Veteran U.S. civil rights activist Jesse Jackson hospitalized with COVID-19

Veteran American civil rights activist Rev. Jesse Jackson was hospitalized after testing positive for COVID-19 despite being vaccinated, officials said on Saturday.

The Rev. Jesse Jackson, 79, and his wife, Jacqueline Jackson, 77, were being treated at Northwestern Hospital in Chicago, the Reverend’s Rainbow PUSH coalition organization said in a statement on Facebook.
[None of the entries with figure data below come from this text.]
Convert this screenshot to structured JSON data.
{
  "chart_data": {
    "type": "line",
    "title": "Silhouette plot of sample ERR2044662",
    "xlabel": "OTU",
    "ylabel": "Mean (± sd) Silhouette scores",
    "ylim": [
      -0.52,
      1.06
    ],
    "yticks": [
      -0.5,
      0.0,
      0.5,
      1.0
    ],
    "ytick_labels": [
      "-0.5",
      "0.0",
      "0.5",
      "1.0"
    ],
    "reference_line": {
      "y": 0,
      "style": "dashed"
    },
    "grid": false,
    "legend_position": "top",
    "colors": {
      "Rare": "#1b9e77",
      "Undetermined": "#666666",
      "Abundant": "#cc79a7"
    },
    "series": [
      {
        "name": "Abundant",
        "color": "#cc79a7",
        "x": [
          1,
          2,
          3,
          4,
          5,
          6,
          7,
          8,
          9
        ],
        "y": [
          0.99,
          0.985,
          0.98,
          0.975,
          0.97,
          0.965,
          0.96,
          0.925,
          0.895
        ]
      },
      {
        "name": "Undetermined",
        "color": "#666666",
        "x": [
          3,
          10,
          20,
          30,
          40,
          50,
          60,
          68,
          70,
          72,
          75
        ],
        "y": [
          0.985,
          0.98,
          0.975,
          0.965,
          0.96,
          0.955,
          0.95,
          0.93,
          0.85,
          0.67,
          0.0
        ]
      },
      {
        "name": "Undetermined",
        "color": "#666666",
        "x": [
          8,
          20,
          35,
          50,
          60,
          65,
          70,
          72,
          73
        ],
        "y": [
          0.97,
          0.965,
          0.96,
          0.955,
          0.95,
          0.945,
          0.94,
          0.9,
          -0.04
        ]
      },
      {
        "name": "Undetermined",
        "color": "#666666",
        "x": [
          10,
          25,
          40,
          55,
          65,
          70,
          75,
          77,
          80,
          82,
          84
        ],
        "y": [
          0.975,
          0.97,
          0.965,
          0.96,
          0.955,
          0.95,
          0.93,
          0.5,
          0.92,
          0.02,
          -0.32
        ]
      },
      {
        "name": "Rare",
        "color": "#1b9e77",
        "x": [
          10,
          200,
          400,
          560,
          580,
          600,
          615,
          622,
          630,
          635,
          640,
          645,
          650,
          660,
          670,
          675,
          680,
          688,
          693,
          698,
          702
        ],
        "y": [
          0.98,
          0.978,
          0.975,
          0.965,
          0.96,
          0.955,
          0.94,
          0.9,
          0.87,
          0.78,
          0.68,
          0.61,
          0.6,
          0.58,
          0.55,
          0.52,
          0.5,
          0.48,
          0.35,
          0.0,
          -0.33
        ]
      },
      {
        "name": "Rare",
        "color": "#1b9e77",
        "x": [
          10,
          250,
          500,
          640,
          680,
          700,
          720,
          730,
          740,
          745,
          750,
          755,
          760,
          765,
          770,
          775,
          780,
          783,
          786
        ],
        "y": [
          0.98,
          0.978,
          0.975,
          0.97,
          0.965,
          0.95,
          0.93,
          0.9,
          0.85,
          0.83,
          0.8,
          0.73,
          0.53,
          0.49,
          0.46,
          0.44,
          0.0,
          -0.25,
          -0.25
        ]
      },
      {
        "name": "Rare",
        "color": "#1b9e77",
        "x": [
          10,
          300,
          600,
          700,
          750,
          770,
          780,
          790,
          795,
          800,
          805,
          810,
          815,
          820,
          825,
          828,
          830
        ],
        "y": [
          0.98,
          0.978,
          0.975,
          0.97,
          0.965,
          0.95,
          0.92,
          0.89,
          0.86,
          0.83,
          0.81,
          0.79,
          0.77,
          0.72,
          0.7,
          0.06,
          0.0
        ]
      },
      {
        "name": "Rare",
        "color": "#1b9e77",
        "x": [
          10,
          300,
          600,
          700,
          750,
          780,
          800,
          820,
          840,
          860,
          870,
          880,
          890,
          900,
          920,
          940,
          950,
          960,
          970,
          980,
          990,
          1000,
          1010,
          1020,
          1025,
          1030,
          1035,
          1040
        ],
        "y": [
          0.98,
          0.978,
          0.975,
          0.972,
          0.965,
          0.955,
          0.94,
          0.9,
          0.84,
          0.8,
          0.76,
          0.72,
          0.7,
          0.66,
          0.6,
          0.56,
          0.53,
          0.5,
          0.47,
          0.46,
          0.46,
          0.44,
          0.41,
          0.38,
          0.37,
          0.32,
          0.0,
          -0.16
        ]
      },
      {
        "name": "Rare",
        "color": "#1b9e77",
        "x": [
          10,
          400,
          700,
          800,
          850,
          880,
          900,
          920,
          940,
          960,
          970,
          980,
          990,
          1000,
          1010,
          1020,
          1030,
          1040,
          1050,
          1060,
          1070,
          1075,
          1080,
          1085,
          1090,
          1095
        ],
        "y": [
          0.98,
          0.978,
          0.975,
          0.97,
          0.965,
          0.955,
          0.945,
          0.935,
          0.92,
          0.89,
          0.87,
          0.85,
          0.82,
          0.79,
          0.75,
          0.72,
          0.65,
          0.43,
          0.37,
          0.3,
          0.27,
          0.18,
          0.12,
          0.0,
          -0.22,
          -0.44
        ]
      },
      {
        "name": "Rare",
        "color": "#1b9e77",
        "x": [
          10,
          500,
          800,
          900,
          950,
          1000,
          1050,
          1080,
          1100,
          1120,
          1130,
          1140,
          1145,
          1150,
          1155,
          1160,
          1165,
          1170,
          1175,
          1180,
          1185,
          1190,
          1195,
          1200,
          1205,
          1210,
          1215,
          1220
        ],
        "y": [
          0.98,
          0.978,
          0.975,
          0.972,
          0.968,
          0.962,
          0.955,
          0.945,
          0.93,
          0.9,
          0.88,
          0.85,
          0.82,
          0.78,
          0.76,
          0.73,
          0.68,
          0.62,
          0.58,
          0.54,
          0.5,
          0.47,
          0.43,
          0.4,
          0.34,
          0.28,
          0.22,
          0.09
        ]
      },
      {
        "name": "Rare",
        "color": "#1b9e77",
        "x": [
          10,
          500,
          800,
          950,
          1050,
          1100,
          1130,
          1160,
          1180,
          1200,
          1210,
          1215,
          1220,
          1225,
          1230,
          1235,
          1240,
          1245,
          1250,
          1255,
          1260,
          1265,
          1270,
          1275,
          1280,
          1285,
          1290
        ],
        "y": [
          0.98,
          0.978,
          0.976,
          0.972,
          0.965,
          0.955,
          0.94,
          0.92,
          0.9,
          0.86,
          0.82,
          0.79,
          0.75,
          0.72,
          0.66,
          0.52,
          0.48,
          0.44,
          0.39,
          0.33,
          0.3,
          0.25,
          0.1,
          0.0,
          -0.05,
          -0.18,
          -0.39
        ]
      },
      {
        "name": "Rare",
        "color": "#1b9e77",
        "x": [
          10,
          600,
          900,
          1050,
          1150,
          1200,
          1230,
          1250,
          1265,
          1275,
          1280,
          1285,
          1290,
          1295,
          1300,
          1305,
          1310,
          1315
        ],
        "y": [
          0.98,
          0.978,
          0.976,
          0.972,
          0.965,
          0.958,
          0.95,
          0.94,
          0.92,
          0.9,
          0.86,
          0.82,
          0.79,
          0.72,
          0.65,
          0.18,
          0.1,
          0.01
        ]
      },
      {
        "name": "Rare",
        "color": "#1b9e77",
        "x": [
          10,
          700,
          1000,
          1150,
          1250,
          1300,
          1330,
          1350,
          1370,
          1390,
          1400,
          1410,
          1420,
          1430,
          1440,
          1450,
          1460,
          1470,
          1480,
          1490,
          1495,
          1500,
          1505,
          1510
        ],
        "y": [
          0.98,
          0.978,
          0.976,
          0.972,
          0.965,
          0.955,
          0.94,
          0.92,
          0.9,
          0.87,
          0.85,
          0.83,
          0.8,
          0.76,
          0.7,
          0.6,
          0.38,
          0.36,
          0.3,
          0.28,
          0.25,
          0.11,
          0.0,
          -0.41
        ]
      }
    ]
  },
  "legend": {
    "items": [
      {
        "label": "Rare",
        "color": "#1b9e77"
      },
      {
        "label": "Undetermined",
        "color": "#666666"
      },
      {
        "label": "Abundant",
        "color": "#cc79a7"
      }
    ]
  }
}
“Doctors are currently monitoring the condition of both of them. Anyone who has been around one of them in the past five or six days should adhere to guidelines from the U.S. Centers for Disease Control and Prevention, the brief statement said.

Baptist minister Jackson has been a leader in the American civil rights movement since the 1960s when he marched with Martin Luther King and raised funds for the cause.

He was the most prominent African American to run for the U.S. presidency with two unsuccessful attempts to win the Democratic Party’s nomination in the 1980s until Barack Obama took office in 2009.

Jackson was vaccinated against the coronavirus in January of this year, when he made a statement urging black Americans, who are more hesitant to vaccinate, to get the vaccination.

“For understandable reasons … African Americans suspect scientists and vaccines,” the statement read, adding that if they “refuse a vaccination, everything is at risk.”

COVID-19 vaccines are free and widely available in the United States, even though only half of the total population is fully vaccinated.

The announcement of Jackson’s hospitalization comes as the United States is hit by a new wave of COVID-19 cases fueled by the highly contagious Delta variant, which has increased the number of national daily cases to over 70,000 and raises concerns let the vaccine become less effective.

Jackson announced in 2017 that he had Parkinson’s disease.

The Reverend, who served as US President Bill Clinton’s envoy for Africa, was awarded the highest French Order of Merit, the Legion of Honor, by French President Emmanuel Macron in July.